Very often, Jacobs argues, innovation happen at small enterprises created by former employees of bigger corporations that decide to adventure in their own businesses, possibly to experiment or work in innovative ideas that they are not allowed to implement in their (strict) big organizations. This is precisely how the motor industry was created. According to Jane Jacobs, at the blossoming of the motor industry in Detroit (beginning of the 20th century), hundreds of small motor firms were flourishing out of spin-outs, spin-offs and techno-mechanical start-ups.

Detroit’s renaissance

Although many problems persist (insecurity, urban tissue disintegration), low rents and availabaility of space are beginning shift the perception of Detroit into an acceptable place for investors. The city has left behind its situation of bankrupcy and is slowly recovering ground. A century after, start-ups are beginning to blossom again, this time surfing the digital wave. It is important, Jacobs pointed out, that the city tolerates these spin-offs processes and that it facilitates the necessary conditions so the new innovative business can survive.  This is exactly the idea behind many of the start-up incubators that nowadays populate our cities, and the idea behind Grow Detroit, the initiative that pulls together the city’s start-up community.

With the motor industry regaining sales due to the recovering of Western economies, new partnerships between the old automobile giants and the high-tech entrepreneurs are being sealed.

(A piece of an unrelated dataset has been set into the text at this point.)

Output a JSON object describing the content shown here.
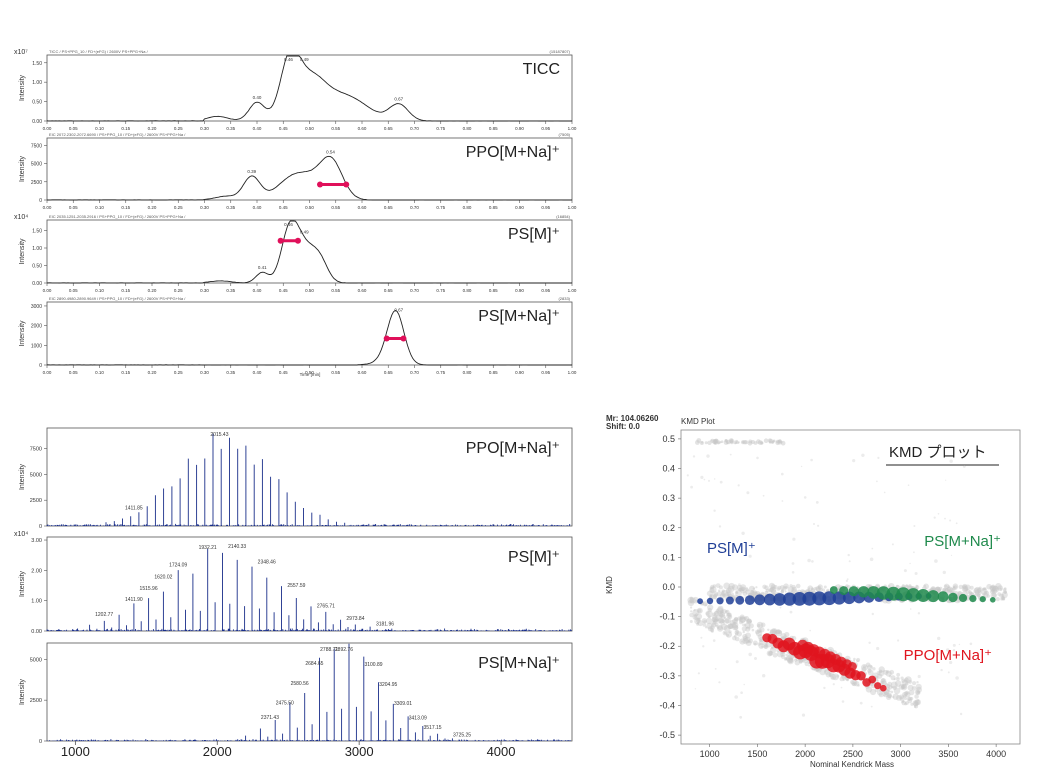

In terms of urban planning, the spirit of Jane Jacobs also glides over the newly projected tramway that, as opposed to the infrastructures of the past intended to isolate and evict people out, will cross the city center and could possibly bring life back.

Whether this will lead or not to a renaissance of the old-battered Detroit will ultimately depend on the ability of its governing forces to stay away from the temptation of putting again all the eggs in the same basket. For the time being, it seems that Detroiters are recovering some of their lost pride, even timidly venturing to organize their first Jane Jacobs walk.